Он нехотя слез со стула и подошёл к шкафу, вытаскивая посуду на несколько персон.
— Мы будем вдвоём?
— Да, Зик сегодня не приедет, а у твоего отца сложная операция, до ночи затянется, — Карла надела рукавицы и вытащила противень с готовым штруделем. Пахло просто фантастически. Эрен передал ей корицу, чтобы она посыпала штрудель, и принялся ждать, когда ему на тарелку положат заветный кусок любимой выпечки, традиционной для их семьи.
— Тебе не кажется это лицемерием? — Эрен скептично выгнул брови, в очередной раз поражаясь, как отцу хватает выдержки работать с больными и совести, чтобы действительно пытаться им помочь. Крайне странная врачебная этика — большую часть жизни стрелять в людей, лишая их жизни, а потом надевать белый халат, натягивать перчатки и идти спасать кого-то одного.
— У Гриши всегда был развит комплекс бога, — Карла положила на две тарелки по шарику сливочного мороженого рядом с горячими кусками штруделя и одну из тарелок пододвинула в сторону Эрена. — Он считает, что имеет право решать, кому жить, а кому умирать.
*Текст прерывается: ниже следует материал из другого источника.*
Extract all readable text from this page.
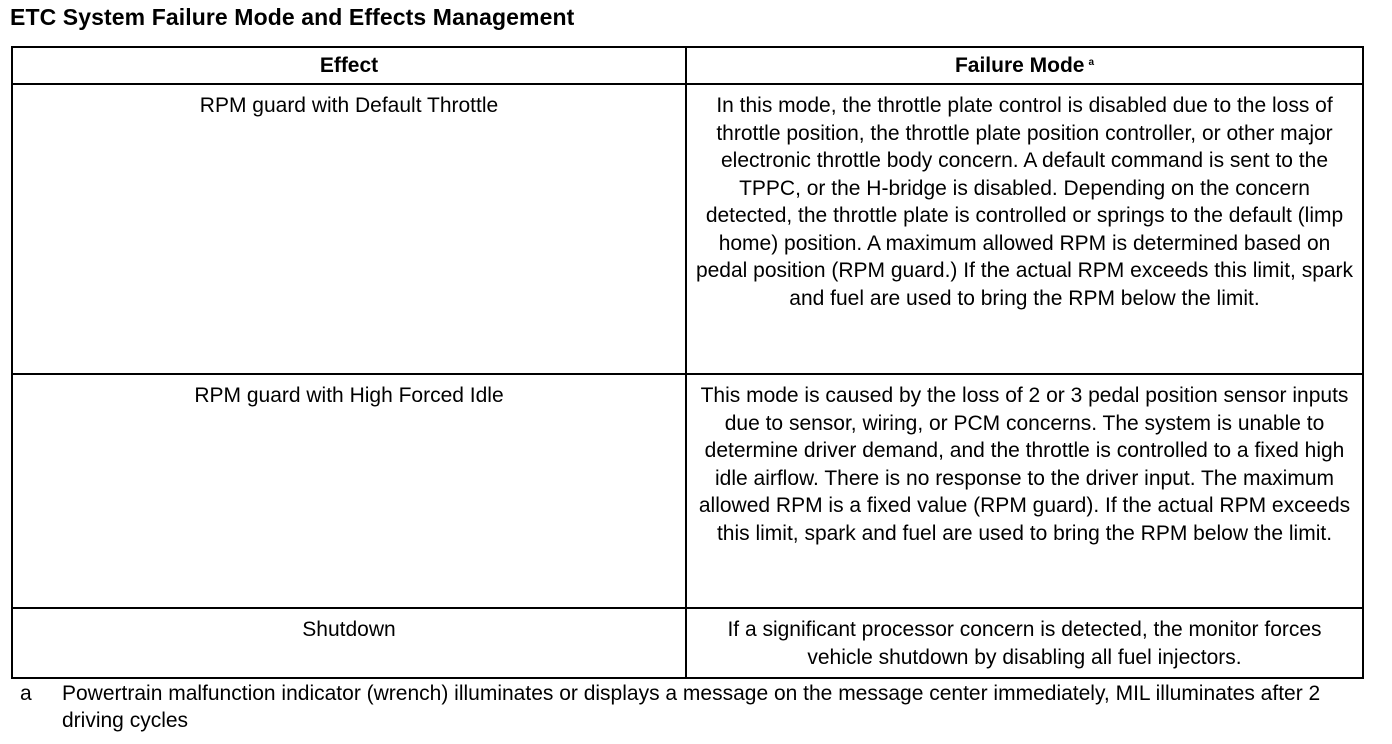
ETC System Failure Mode and Effects Management
Effect	Failure Mode $^a$

RPM guard with Default Throttle	In this mode, the throttle plate control is disabled due to the loss of throttle position, the throttle plate position controller, or other major electronic throttle body concern. A default command is sent to the TPPC, or the H-bridge is disabled. Depending on the concern detected, the throttle plate is controlled or springs to the default (limp home) position. A maximum allowed RPM is determined based on pedal position (RPM guard.) If the actual RPM exceeds this limit, spark and fuel are used to bring the RPM below the limit.

RPM guard with High Forced Idle	This mode is caused by the loss of 2 or 3 pedal position sensor inputs due to sensor, wiring, or PCM concerns. The system is unable to determine driver demand, and the throttle is controlled to a fixed high idle airflow. There is no response to the driver input. The maximum allowed RPM is a fixed value (RPM guard). If the actual RPM exceeds this limit, spark and fuel are used to bring the RPM below the limit.

Shutdown	If a significant processor concern is detected, the monitor forces vehicle shutdown by disabling all fuel injectors.
a Powertrain malfunction indicator (wrench) illuminates or displays a message on the message center immediately, MIL illuminates after 2 driving cycles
Я это не одобряю, сам знаешь, но мы существуем в таком мире, Эрен. И если Грише хоть изредка выпадает возможность спасти какого-нибудь невинного ребёнка, разве это плохо?
Риторический вопрос так и повис в воздухе. Эрен уже вовсю наворачивал штрудель, вилкой отламывая от него куски. Печёное яблоко вместе с мороженым приятной сладостью растекалось во рту, заставляя Эрена довольно улыбаться.
— Очень вкусно.
— Приятного аппетита.
Дальнейший ужин проходил в такой же дружеской обстановке. Эрен обменивался с Карлой взаимными подколками, в который раз благодаря высшие силы, что мама у него вот такая — простая в общении. И он, не кривя душой, мог назвать её другом. Потому что даже долгие годы и большое расстояние не смогли негативно сказаться на их отношениях.
На короткое время Эрен даже успел позабыть о том, что случилось несколько часов назад. Хотя губы всё ещё покалывало от фантомных прикосновений, а горький привкус намертво впечатался в рецепторы. И не вытравить его оттуда ничем.
— Останешься на ночь? — спросила Карла, когда они закончили вместе загружать грязные тарелки и миски в посудомойку.
— Не, мам, у меня ещё дела.
Эрен не врал. У него действительно ещё были дела. И, перед уходом обнимая Карлу, он правда хотел верить, что эти дела решатся благополучно. Он должен был избавиться от этого мерзкого привкуса разочарования. От ощущения нехватки чего-то важного. От несвойственного раздражения из-за того, что что-то выскользнуло у него прямо из рук.
…А на следующее утро Эрен снова проснулся не один. И снова на подушке была россыпь чёрных волос, а в ответ на него смотрели серые глаза. Снова не те. Снова не тот.
И в этот раз Эрену стало по-настоящему противно от самого себя.